Justin Kurzel’s Macbeth is the latest adaptation of the famous Shakespeare play starring Michael Fassbender in the title role.
I feel like summarising the plot of Macbeth would be pretty redundant since it’s something that pretty much everyone will have come across in one way or another. Even people who don’t know much about the play itself will find quotes like “something wicked this way comes” or “It is a tale. Told by an idiot…” familiar. I imagine there might be a lot of “so that’s where that comes from” being whispered by audiences of this film.
Shakespeare is everywhere in literature and film among other things because the English playwright has been cemented so deeply in culture that it’s impossible to miss his influence. Films and novels often take inspiration from his work as it remains strong and relevant. For a good example you need look no further than Disneys The Lion King as it is basically Hamlet with lions. With that in mind the rationale for adapting Macbeth for the big screen once more is an easy one since the story is still powerful and relevant.
Unfortunately I found that this version largely failed to deliver something that does the original text justice for me. I’m not a Shakespeare fan as such since my experience with his works is relatively limited but this story is one I know pretty well and hold in high regard.
The problems I had with the whole experience were numerous but chief among them is that the pacing felt very off to me. Many of the important scenes felt rushed through and lessened the emotional impact that would normally be associated with them.
I found many of the choices in the storytelling quite odd and the overpowering sense of bleakness really didn’t do anything for me. This is a dark play but it Kurzel lays it on far too thick for me. In lots of cases the suggestion of something horrible would have been better than actually seeing that horrible thing. Some of the levity within the story is completely removed to accentuate this grim atmosphere which makes the whole thing a constant him of depression rather than making it more effective by contrasting it with some slight comedic elements.
There are a few changes in this adaptation that didn’t work for me. Most obvious is having the witches accompanied by a child and baby which completely removes the idea of the power of 3 being a magical concept. It might seem like a small change but I’d say it’s something that is fairly integral to the play. I can see why this change was made as I imagine Kurzel wanted to have a symbolic representation of how precious youth is and how it should be protected. Other aspects of the film back that up nicely but it was definitely the wrong place to put that symbol.
In terms of imagery and set pieces I was far from impressed. Despite some excellent costuming and set design I found that the whole thing retained an air of cheapness. There was a slavish attempt to recreate the time period but I never felt quite convinced. Some of the battle sequences were serviceable but altogether not that impressive.

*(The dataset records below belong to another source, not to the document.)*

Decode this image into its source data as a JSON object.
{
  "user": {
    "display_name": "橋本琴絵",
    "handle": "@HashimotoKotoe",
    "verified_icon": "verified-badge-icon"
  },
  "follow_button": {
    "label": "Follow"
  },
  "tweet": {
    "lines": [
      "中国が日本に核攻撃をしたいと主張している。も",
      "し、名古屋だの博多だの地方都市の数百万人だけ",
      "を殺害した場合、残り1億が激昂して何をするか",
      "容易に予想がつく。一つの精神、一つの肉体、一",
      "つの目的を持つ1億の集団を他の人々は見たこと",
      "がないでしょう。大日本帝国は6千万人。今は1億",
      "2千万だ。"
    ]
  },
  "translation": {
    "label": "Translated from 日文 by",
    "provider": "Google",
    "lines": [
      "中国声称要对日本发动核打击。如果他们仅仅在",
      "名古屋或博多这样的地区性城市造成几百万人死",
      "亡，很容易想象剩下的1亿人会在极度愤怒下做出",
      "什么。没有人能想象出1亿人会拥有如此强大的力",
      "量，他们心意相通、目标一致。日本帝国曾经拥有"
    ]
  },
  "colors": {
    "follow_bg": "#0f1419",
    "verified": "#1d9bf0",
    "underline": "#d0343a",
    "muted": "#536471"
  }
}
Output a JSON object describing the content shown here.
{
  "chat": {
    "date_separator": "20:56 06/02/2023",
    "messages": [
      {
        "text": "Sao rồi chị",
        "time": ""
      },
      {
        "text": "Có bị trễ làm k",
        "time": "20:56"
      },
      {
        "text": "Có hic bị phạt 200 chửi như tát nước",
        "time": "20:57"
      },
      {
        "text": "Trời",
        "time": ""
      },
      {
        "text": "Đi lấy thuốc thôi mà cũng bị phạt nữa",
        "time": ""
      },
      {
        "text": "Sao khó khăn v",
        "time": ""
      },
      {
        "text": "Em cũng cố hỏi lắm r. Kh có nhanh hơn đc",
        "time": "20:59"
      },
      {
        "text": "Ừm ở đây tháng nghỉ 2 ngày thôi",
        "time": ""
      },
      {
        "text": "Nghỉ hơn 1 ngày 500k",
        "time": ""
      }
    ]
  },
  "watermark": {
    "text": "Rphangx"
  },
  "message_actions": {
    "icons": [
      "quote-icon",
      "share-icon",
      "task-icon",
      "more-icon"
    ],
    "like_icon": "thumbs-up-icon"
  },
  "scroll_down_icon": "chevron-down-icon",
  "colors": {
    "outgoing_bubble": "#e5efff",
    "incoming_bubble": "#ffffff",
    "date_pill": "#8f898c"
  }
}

One thing that does excel is the cast. Michael Fassbender gives a powerhouse performance as Macbeth conveying the strength and vulnerability perfectly and manages to convey the moral descent well despite the rushed nature of it. Marion Cotillard is even better as Lady Macbeth with a more sympathetic portrayal than I would have expected. I actually quite liked this alteration as it changes the dynamic between the two characters in an interesting way. Both actors manage to wrap their performances around the Shakespearean dialogue convincingly and bring a wonderful physicality to their characters.
The supporting cast do a great job as well. Paddy Considine brings life to Banquo in a way that gels with how he is written and Sean Harris’ Macduff is incredibly memorable. As an ensemble they all compliment each other well and bring humanity as well as a larger than life quality to their characters.
I realise that most of this review has been my personal reaction to this version as an adaptation and that it is pretty much universally adored but I personally wouldn’t recommend this to anyone. If you don’t like Shakespeare or find the old style speech jarring then it’s definitely not for you. If you are a fan the there are better versions of this story out there.
A grim and uninteresting adaptation of one of Shakespeare’s most famous plays that fails to enhance the material in any way.
My biggest problem was with the pacing. I felt as if the film was trying to rush through the story instead of allowing the most powerful scenes to have the impact that they deserved.
The onslaught of bleakness was something I found to be too full on. It is a dark play but this was laid on too thick for me. Much of the levity from the play was removed so any contrast that could be created to enhance the grimmer aspects is impossible.
Several notable changes are made that don’t work such as the witches being accompanied by a small child and a baby. It’s a choice that I understand as it helps reinforce that youth is precious in the context of this adaptation but it was the wrong place to put this symbolism.
Despite excellent costuming and set design I felt that the whole production had something of a cheap quality to it. I was never convinced by the attempt to recreate the time period.
The performances of Michael Fassbender and Marion Cotillard are incredible with Cotillard coming across the best with a more sympathetic portrayal of Lady Macbeth than I would have expected. Paddy Considine and Sean Harris round out this excellent cast brilliantly.
It’s probably largely personal as this film is almost universally adored it seemed but I’d suggest checking out some of the other adaptations before this one as for me this the weakest I have seen.